Network Protection in a Box

You've put thousands of hours and dollars into building the perfect network; now the question is: How do you protect it? If you're like many corporations, you go shopping -- for a firewall, a VPN solution, an authentication server, and any other security-specific products or services that you require. And then comes the difficult part: putting all of these disparate components together into a functional system.

In an effort aimed at making network protection a much more simple endeavor, WatchGuard Technologies Inc. (Seattle, has built network security appliances that combine all of the aforementioned security features together in a single plug-and-play box.

"We created a box that removes all the complexity of securing your network," explains Mike Martucci, WatchGuard vice president of marketing. "You plug in the box, you boot up our software on your trusty laptop, and you're on your way."

At last month's Networld+Interop show in Las Vegas, WatchGuard introduced the Firebox II security appliance, which is targeted at large enterprises and provides features such as improved remote configuration and updating, flash memory for automated policy and network configuration updates, and the integration of an IPSec virtual private network for branch offices. In contrast, WatchGuard's debut appliance, the Firebox 100, is designed for smaller environments and lacks these advanced features.

Both Firebox models feature a firewall that provides access control, network address translation, multiple levels of logging and notification, and the automatic detection and blocking of security threats. Each device also sports integrated authentication, enabling administrators to configure access policies and rules by user name, group, or IP and network address. In addition to its own built-in authentication server for small environments, Firebox supports NT primary domain controllers and RADIUS-compliant authentication servers.
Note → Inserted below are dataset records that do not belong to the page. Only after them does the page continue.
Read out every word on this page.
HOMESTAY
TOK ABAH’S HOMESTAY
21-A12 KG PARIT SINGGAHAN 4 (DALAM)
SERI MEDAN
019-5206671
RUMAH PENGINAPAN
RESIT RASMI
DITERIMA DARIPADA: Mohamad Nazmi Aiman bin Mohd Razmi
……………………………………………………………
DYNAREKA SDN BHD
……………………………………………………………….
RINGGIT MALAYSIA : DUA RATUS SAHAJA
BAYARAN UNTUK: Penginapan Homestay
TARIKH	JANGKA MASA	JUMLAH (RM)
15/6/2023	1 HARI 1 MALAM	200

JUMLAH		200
Administrators can control security functions via the WatchGuard Security Management System, software that enables users to configure the Firebox device, implement firewall protection, and monitor the status of network services remotely from a Windows 95 or Windows NT client.

While many users might be reluctant to adopt network appliances for fear that they might not be able to modify what is essentially a "closed box," WatchGuard has exploited the advantages of such an architecture to make the Firebox 100 and Firebox II more manageable. "Just because we're a box, it doesn't mean we're inflexible," explains WatchGuard's Martucci. "The box is only a player, and in this case, it's playing security software."

Because of the dynamic nature of network security, with new threats arising on what sometimes seems to be a daily basis, keeping network security measures up-to-date can be an overwhelming task.

In an effort to address this problem as well as carve out a market with ISPs, WatchGuard has recently introduced Global Security Manager software, which is tailored to work with Firebox II and enables users to remotely install, manage and update numerous Firebox II systems from a central location. An ISP can send a Firebox II appliance to one of its customers and can have the customer hook the device into the customer's corporate network, and the Firebox II will automatically contact the ISP for configuration and security policy information. ISPs can initialize, configure, manage and update multiple Firebox II devices without ever having to set foot on customer premises.

Users can also use the Global Security Manager software to build security policies and broadcast them to multiple Firebox II devices, or deliver up-to-date security patches to numerous Firebox II devices.